Question

(a+2b)^5? expand

Answer 1

uhmm do you know the binomial expansion formula? or are you supposed to do this by brute force?

Answer 2

i dont know it i googled it but wasnt sure

Answer 3

how to use it , thats what i dont get

Answer 4

I think you definitely want to use the binomial expansion here :-)

Do you know anything about it? I don't want to rehash stuff you already know...

Answer 5

http://upload.wikimedia.org/math/5/6/a/56adbffbb111004bd7a996a480de2262.png

Answer 6

no not realy

Answer 7

http://www.youtube.com/watch?v=1pSD8cYyqUo

Answer 8

\[(a+2b)^{5} = a^{5} + 5a^{4}(2b) + 10a^{3}(2b)^{2} + 10a^{2}(2b)^{3} + 5a(2b)^{4} + (2b)^{5} \]

Answer 9

for more info and generic equation, look under Statement of the thorem here: http://en.wikipedia.org/wiki/Binomial_theorem

Answer 10

The binomial theorem says that if you have a binomial such as \((x+y)^n\), you can expand it by systematically multiplying the binomial coefficients by various powers of x and y.

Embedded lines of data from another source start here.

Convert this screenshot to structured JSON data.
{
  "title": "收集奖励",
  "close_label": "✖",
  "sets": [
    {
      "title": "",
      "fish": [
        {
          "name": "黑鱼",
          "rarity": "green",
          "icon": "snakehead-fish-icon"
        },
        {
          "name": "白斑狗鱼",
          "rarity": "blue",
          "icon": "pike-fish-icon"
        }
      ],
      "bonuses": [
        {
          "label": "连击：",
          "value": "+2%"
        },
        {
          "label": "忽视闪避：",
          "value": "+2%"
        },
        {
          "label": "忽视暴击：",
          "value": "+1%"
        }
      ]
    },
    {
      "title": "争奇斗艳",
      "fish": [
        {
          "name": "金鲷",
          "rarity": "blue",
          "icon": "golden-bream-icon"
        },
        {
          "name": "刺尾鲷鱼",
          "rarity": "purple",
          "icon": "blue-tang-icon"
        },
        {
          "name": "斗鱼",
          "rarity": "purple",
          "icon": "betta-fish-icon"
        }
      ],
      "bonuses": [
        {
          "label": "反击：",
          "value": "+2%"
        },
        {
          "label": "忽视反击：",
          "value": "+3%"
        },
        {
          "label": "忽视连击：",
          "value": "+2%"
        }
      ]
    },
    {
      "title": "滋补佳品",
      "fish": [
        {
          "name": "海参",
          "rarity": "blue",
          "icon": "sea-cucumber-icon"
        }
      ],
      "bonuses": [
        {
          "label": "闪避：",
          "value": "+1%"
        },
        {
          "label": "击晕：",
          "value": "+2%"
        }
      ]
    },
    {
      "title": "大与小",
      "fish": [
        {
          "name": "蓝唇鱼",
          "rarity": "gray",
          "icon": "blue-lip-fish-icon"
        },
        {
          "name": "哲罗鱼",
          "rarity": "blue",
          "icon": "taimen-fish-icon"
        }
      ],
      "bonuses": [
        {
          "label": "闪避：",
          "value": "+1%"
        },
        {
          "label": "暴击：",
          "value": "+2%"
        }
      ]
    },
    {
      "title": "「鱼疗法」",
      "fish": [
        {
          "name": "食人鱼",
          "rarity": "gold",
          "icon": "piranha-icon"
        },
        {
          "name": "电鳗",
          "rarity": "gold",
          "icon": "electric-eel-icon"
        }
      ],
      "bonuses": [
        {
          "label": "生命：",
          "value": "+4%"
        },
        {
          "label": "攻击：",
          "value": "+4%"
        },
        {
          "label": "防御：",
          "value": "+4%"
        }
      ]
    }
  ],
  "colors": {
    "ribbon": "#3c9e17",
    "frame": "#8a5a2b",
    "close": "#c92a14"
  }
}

The binomial coefficient is written \[\binom{n}{k} = \frac{n!}{(n-k)!(k)!}\]where \(n!\) means \(n*(n-1)*(n-2)...(2)(1)\)

Then you can write each term of the expansion as \[\binom{n}{k} x^{n-k}y^{k}\] where \(k\) goes from 0 to \(n\).

For us, we've got \(x = a, y = 2b\) and our binomial coefficients are 1,5,10,10,5,1
so that gives us
\[1(a)^5(2b)^0+5(a)^4(2b)^1+10(a)^3(2b)^2+10(a)^2(2b)^3+5(a)^1(2b)^4+1(a)^0(2b)^5\]\[=a^5+10a^4b+40a^3b^2+80a^2b^3+80ab^4+32b^5\]

The real value of this approach comes when you need to expand something big, or just find an individual term. Multiplying out \((a+b)^5\) isn't too difficult if you're careful, but what if you were asked to find the 19th term of \((a+b)^{37}\)?